The purpose of this policy is to define payment criteria for in-office laboratory procedures to be used in making payment decisions and administering benefits.  Furthermore to encourage the specialization of independent labs to ensure higher quality laboratory tests are performed in the appropriate setting.

CC.PP.052 (PDF)

Problem Oriented Visits Billed with Surgical Procedures

Under modifier -25 correct coding principles, a patient may be seen by the physician for a problem-oriented evaluation and management (E&M) service on the same day of a procedure with a 0-, 10- or 90- day global surgical period if the physician indicates that the service is a significant and separately identifiable E&M service that is above and beyond the usual pre- and post-operative work associated with the procedure. 

The purpose of this policy is to prevent duplicate payments that occur when a provider is reimbursed for resources not directly consumed during the provision of a service.  Furthermore, to define payment criteria for problem-oriented visits when billed on the same day as a surgical procedure with a 0-, 10- or 90- day global period when making payment decisions and administering benefits.  

CP.MP.140 (PDF)

EpiFix Wound Treatment

EpiFix® (MiMedx Group) is dehydrated human amniotic tissue that is used as an allograft material (or tissue graft) to treat nonhealing wounds.  It is the policy of health plans affiliated with Centene Corporation® that EpiFix is medically necessary for the treatment of chronic foot ulcers when all criteria are met. It is the policy of health plans affiliated with Centene Corporation that continued treatment with EpiFix is not medically necessary when the ulcer fails to heal by ≥ 50% within the first 6 weeks of treatment.  Treatment beyond 12 weeks is considered not medically necessary regardless of wound status.

CC.PP.049

Status P Bundled Services

The Centers for Medicare and Medicaid Services (CMS) classifies certain procedure codes as always bundled when billed on the same claim or a historical claim containing another procedure code or codes to which the bundled code shares an incidental relationship.  

The purpose of this policy is to define payment criteria for covered services designated by CMS as always bundled to another physician’s procedure or service to be used in making payment decisions and administering benefits.

CC.MP.100

Allergy Testing

Allergy testing is performed to determine immunologic sensitivity or reaction to antigens for the purpose of identifying the cause of the allergic state.  This policy addresses immediate (IgE-mediated) hypersensitivity and delayed (cell-mediated) hypersensitivity.  Allergen immunotherapy is the repeated administration of specific allergens to patients with IgE-mediated conditions, for the purpose of providing protection against the allergic symptoms and inflammatory reactions associated with exposure to these allergens.

Please note: unit limitations for allergy testing and treatment are based on state specific guidelines (defined in the provider fee schedule).  In the absence of state-specific rules, the CMS Medicaid/Medicare NCCI MUE limitations are applied.

CP.MP.98

Urodynamic Testing

Urodynamic testing is an important part of the comprehensive evaluation of voiding dysfunction.
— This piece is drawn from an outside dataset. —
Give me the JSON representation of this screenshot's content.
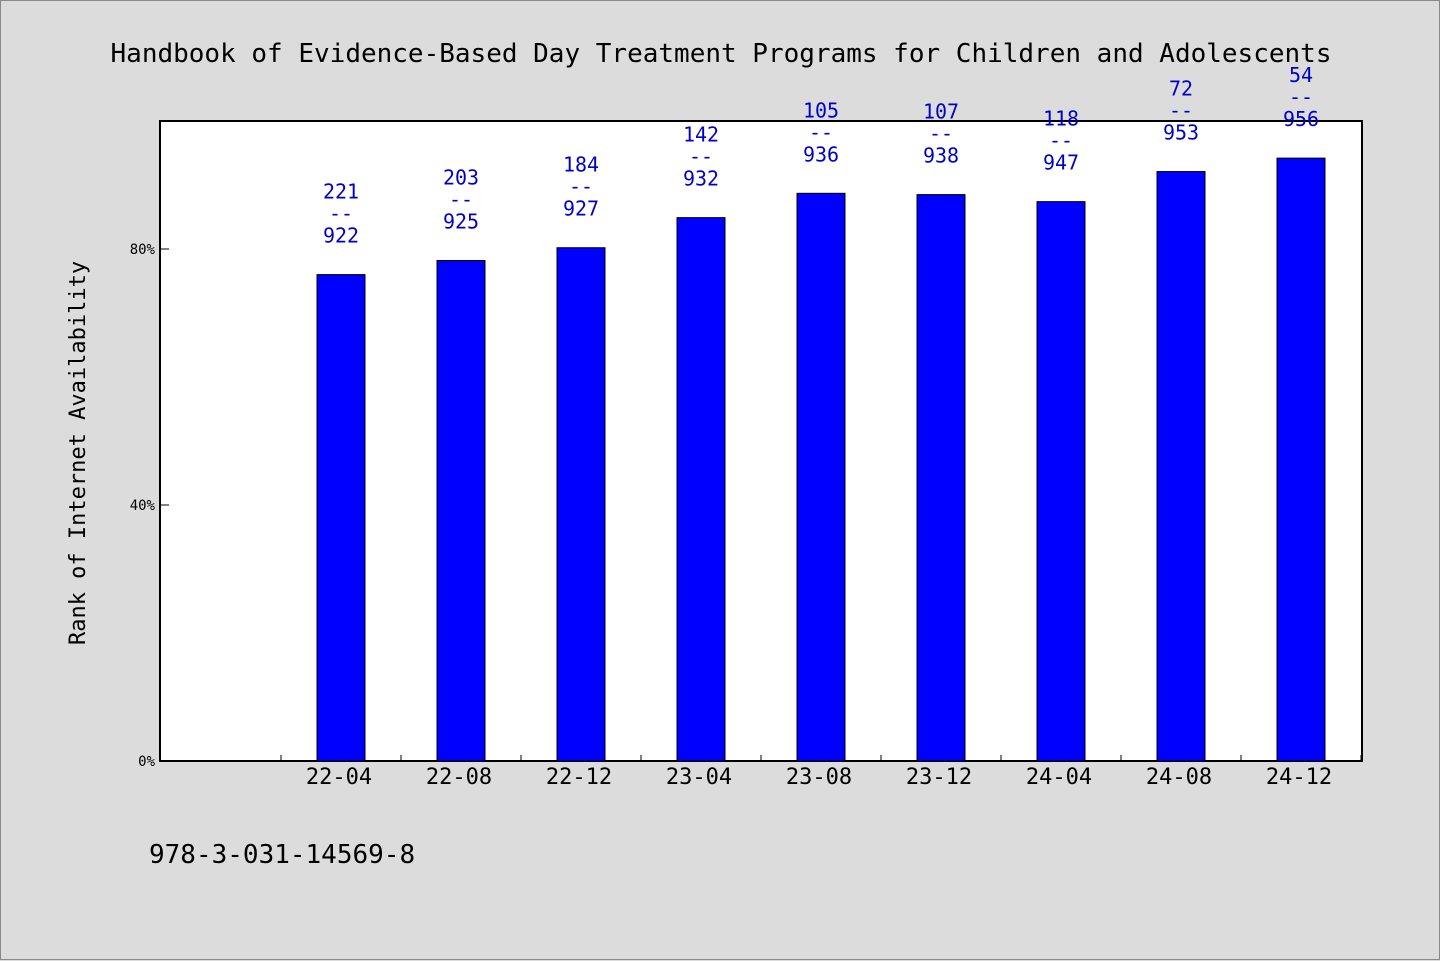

The clinician must exercise clinical judgment in the appropriate selection of urodynamic tests following an appropriate evaluation and symptom characterization.  The purpose of this policy is to define medical necessity criteria for commonly used urodynamic studies. 

CC.PP.053

Leveling of Emergency Room Services

This policy outlines enhancement of the claims review process for emergency department (ED) facility and professional claims.

When a claim is submitted for payment with a Level 4 (99284) or Level 5 (99285) evaluation/management (E/M) service in conjunction with a primary diagnosis generally associated with a low level of complexity or severity, the provider may receive a written notice that Health Net will require additional information to determine reimbursement.

When the provider submits medical records to support its ED coding, the records will be reviewed and the claim will be paid at the level of service that is documented. The provider will receive notice and rationale if payment is made for a code(s) other than that which was/were billed.